Merkwürdig ist überhaupt die grenzenlose Verachtung, mit welcher die farbigen Leute, selbst in ihren lichtesten Abkömmlingen, von den weißen Nordamerikanern behandelt wurden, ehe ihre Emancipation erklärt war. Sie hatten im Theater ihre bestimmten Plätze, auf der Eisenbahn ihre besonderen Wagen, sie mußten in den Straßen jedem Weißen ausweichen, wenn sie sich nicht augenblicklicher Züchtigung aussetzen wollten, und nur in neuerer Zeit scheint man den Versuch gemacht zu haben, sie in Allem den weißen Bürgern der Union gleichzustellen, ja ihnen sogar das Stimmrecht zu verleihen, und es bleibt abzuwarten, wie lange das gut thut. Es wird aber sehr schwer sein, die alten Vorurtheile so mit einem Mal zu beseitigen, denn der Weiße haßte nicht allein den Neger – das hätte sich ändern lassen –, sondern er verachtete ihn auch, und ein derartiges Gefühl ist unendlich schwer in Achtung zu verkehren. Geschah doch sogar das Außerordentliche vor einigen Jahren in einem der ersten Hotels Bremens, einer deutschen Stadt, wo ein Violinenvirtuos, ein Mulatte und ein durchaus gebildeter junger Mann, die Tafel auf Geheiß des Wirthes verlassen mußte, weil die dort das Haus zahlreich frequentirenden amerikanischen Schiffscapitaine drohten, das Hotel in Verruf zu erklären, wenn der Nigger nicht entfernt würde.

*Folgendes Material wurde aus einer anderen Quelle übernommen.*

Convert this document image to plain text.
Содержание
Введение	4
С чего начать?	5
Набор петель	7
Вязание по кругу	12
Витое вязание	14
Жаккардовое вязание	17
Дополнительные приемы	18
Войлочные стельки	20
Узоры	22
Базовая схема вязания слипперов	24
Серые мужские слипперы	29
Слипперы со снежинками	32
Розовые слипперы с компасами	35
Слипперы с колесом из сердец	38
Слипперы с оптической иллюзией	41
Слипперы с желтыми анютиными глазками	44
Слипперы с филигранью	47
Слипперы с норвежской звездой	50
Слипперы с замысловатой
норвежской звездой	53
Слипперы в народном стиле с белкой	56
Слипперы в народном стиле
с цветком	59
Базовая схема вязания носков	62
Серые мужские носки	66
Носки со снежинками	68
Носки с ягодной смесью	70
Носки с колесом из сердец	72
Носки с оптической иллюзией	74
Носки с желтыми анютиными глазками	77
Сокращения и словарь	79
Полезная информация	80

Jetzt ist die Sclaverei im Norden aufgehoben, und das einzige Land des amerikanischen Continents, wo es noch (außer in einem kleinen Theile Guianas) Negersclaven giebt, ist Brasilien. Dorthin wird auch noch – trotz aller dem entgegenlaufenden Gesetze – ein lebhafter Negerhandel von der afrikanischen Küste getrieben. Man scheint übrigens die Sclaven in Brasilien – so weit ich nämlich darüber urtheilen kann, ziemlich gut zu behandeln, und die Regierung thut auch ihr Möglichstes der Verbreitung der Sclaverei entgegenzutreten. Verbietet man doch sogar den deutschen Colonisten dort Sclaven zu halten. Die Neger verleugnen aber auch dort nicht ihr leichtes Blut und verrichten die schwersten Arbeiten unter Singen und Lachen. So sah ich einst vier Neger ein Pianino in Rio-Janeiro durch die Straßen tragen, und zwar auf ganz eigenthümliche, dort aber stets gebräuchliche Weise. Sie trugen das ziemlich schwere Instrument an den vier Ecken auf den Köpfen, und keuchten nicht etwa ihren Weg entlang, sondern tanzten. Einer von ihnen hatte eine Art von Castagnetten, mit denen er den Tact angab, und während sie mit lauter, jubelnder Stimme und außerordentlich vergnügten Gesichtern eines ihrer tollen Lieder sangen, tanzten sie dabei im wahren Sinn des Worts auf dem breiten Trottoir hin und verdrehten ihre Körper in der wunderlichsten Art.

In sämmtlichen Republiken des amerikanischen Continents sind die Negersclaven freigegeben, denn mit Recht hielten es die damaligen Gesetzgeber einer Republik für unwürdig, alle Menschen frei und gleichberechtigt zu erklären, und doch dabei die eine bestimmte Race in Banden und Knechtschaft zu halten. An der ganzen Westküste Amerikas, wie auch in den La Plata-Staaten, giebt es, dem Gesetz nach, keinen Sklaven mehr. Wo aber wäre schon ein Gesetz gegeben worden, das nicht der Eigennutz und die Habgier der Menschen zu umgehen und kraftlos zu machen gewußt!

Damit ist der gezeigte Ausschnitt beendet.